Еще один важный и тонкий момент: Хюррем, смыслом и гарантией жизни которой был султан, как флюгер реагировала на малейшее его движение в сторону кого-то, кроме нее и немедленно принимала меры. Позже, когда фокус ее внимания сместился в сторону шехзаде, она все равно самоотверженно удерживала занятую в сердце повелителя высоту. В итоге ее страх за будущее детей объединился со страхом потерять Сулеймана. Этот пугающий микс опасений, тревог и надежды заставлял ее вести активную борьбу против Ибрагима и Мустафы, которым она не оставила ни малейшего шанса на спасение.
Принимая решения о казни сына и лучшего друга, повелитель руководствовался лишь своей волей, но после, борясь с муками совести, он неизбежно вспоминал, что Хюррем не скрывала неприязни к обоим. Поскольку принять случившееся было очень тяжело, душа султана была полна бессильной злобы, которую нужно было на что-то направить, чтобы не сойти с ума. Злиться на мертвых, любимых, но разочаровавших его людей, он уже не мог, поэтому и срывал злость на Хюррем, когда она давала повод (как в случае с тайной комнатой).

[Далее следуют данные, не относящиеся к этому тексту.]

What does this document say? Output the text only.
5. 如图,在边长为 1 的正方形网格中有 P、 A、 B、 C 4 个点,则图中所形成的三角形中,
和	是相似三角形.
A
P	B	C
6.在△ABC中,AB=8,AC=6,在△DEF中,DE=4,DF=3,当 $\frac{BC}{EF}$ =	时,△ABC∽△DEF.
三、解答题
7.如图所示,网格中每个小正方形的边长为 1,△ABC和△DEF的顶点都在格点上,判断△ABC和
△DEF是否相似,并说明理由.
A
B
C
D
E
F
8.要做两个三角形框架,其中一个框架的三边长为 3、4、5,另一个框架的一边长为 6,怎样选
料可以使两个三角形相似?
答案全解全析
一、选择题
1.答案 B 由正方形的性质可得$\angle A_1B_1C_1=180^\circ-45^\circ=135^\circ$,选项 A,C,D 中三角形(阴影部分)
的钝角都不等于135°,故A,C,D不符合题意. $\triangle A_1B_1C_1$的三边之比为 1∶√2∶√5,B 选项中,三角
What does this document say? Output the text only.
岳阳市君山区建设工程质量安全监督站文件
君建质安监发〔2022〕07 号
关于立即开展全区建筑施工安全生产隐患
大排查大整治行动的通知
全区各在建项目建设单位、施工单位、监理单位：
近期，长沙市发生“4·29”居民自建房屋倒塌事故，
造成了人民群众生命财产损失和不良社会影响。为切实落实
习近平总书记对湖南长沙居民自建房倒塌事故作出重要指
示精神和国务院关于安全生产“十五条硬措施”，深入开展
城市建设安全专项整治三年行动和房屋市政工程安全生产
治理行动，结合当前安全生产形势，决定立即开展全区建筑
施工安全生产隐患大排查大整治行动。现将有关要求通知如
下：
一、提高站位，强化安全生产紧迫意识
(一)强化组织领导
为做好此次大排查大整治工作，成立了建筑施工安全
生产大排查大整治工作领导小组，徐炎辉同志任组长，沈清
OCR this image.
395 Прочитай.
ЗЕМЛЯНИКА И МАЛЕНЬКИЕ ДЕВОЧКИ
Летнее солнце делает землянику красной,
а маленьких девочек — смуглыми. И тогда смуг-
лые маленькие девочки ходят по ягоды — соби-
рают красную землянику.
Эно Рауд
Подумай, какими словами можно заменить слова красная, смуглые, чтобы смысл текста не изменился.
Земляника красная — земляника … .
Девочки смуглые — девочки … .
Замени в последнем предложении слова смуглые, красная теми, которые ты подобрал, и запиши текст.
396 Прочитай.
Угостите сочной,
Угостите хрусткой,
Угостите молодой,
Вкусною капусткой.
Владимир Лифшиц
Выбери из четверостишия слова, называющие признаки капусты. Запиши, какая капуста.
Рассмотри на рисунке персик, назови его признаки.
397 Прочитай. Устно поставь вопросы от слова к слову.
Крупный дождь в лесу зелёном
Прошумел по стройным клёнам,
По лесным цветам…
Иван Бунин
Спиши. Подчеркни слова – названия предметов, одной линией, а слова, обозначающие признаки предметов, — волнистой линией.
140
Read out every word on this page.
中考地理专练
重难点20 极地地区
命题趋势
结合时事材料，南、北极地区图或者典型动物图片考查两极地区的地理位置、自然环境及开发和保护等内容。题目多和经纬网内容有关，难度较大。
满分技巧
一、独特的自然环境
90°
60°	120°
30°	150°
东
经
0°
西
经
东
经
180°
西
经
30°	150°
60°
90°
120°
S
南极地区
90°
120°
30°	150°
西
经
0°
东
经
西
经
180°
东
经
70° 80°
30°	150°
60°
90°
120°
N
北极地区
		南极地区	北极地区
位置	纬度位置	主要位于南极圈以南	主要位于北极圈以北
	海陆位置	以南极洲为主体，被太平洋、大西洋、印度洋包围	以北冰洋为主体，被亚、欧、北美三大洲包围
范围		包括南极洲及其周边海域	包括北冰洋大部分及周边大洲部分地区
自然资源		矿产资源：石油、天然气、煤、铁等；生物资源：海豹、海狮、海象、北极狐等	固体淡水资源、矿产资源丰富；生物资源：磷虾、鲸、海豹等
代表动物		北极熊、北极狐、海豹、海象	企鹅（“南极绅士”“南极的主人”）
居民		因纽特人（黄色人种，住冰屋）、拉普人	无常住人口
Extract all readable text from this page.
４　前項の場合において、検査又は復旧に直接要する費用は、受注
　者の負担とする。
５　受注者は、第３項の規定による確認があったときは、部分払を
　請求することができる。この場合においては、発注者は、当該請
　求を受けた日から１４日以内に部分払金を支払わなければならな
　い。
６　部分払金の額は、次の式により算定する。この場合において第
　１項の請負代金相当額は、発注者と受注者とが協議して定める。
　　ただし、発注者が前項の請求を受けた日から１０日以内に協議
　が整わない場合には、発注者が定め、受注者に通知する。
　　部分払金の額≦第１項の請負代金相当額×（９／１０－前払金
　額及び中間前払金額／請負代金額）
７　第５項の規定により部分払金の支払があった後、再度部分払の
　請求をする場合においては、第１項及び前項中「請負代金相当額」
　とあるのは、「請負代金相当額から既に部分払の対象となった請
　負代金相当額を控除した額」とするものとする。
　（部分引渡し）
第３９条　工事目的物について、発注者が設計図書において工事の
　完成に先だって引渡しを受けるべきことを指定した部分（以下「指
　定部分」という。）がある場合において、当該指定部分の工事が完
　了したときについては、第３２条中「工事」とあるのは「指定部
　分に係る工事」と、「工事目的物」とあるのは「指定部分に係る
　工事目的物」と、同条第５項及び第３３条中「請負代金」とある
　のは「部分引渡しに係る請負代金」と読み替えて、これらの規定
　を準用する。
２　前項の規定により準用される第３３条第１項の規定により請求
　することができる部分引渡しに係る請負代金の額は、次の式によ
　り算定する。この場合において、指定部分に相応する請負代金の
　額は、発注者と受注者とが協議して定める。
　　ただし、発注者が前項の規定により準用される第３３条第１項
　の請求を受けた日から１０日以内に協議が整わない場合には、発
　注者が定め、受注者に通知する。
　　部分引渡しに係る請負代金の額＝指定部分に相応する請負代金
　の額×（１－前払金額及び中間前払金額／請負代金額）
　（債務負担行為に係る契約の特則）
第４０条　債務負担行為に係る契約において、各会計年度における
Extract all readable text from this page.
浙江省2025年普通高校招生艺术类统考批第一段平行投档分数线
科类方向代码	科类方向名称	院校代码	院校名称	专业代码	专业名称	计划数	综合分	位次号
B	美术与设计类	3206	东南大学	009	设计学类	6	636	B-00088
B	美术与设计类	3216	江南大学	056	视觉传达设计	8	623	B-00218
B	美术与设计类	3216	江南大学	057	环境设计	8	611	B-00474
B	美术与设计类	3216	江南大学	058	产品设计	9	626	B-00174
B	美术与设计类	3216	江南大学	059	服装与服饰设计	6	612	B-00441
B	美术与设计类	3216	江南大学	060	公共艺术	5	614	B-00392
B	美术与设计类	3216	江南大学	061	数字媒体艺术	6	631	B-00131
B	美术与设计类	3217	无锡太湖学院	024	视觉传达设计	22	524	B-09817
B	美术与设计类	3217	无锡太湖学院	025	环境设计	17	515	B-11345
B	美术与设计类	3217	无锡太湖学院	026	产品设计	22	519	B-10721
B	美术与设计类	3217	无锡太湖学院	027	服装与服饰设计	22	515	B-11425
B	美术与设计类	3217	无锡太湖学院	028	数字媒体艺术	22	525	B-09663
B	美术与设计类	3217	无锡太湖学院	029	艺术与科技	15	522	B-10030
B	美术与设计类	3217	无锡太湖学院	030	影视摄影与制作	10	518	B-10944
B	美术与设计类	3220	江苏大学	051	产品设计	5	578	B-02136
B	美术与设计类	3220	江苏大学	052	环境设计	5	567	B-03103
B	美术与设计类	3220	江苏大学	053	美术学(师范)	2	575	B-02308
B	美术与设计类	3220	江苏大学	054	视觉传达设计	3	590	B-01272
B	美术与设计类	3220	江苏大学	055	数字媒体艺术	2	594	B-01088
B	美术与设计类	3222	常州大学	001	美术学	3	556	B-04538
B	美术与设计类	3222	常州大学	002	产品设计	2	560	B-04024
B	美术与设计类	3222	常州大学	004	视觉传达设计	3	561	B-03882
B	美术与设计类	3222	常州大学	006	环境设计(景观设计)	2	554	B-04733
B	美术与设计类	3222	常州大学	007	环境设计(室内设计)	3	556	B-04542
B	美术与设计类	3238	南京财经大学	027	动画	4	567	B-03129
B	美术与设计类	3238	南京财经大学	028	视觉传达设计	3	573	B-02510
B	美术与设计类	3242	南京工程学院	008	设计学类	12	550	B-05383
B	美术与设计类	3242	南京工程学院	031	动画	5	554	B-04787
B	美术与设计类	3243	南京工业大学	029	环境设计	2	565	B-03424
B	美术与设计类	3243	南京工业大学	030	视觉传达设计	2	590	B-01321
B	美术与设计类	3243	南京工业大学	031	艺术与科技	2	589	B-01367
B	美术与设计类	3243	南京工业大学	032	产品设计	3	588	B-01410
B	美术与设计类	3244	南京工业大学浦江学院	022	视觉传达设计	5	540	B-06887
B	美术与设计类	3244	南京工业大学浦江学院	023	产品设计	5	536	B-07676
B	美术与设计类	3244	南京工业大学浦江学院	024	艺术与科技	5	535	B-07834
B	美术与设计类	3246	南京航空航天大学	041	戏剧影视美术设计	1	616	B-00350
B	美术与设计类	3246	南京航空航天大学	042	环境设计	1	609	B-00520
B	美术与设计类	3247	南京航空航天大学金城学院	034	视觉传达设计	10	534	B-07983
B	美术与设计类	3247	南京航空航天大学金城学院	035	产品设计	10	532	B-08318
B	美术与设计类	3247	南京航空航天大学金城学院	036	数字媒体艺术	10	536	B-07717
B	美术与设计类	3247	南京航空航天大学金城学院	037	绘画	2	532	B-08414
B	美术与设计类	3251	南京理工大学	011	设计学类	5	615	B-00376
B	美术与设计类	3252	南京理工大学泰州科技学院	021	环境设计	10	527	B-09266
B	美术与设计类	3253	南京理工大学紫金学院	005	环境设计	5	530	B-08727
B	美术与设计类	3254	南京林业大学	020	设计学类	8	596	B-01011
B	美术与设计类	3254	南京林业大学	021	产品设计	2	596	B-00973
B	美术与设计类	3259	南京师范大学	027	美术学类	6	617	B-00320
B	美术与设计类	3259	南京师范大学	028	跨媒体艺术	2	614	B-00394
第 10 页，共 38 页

Впрочем положение султана не может не вызывать сочувствия: он не хотел казнить ни Ибрагима, ни Мустафу, но фактически был вынужден сделать это. Султан пытался придумать какое-то оправдание этим страшным решениям, навсегда разделившими его жизнь на до и после, зачеркнувшими все счастье, что подарили ему в свое время отношения с Паргали и любовь к сыну, обрести иллюзию непреднамеренности их казней. Но найти утешения у Хюррем он не мог, потому что прекрасно знал, что она была рада случившемуся. Это не могло не причинять боли падишаху, который испытывал обиду на хасеки, хоть и скрывал это. Но если Хюррем давала повод, эти подавляемые чувства выходили наружу с разрушительной силой.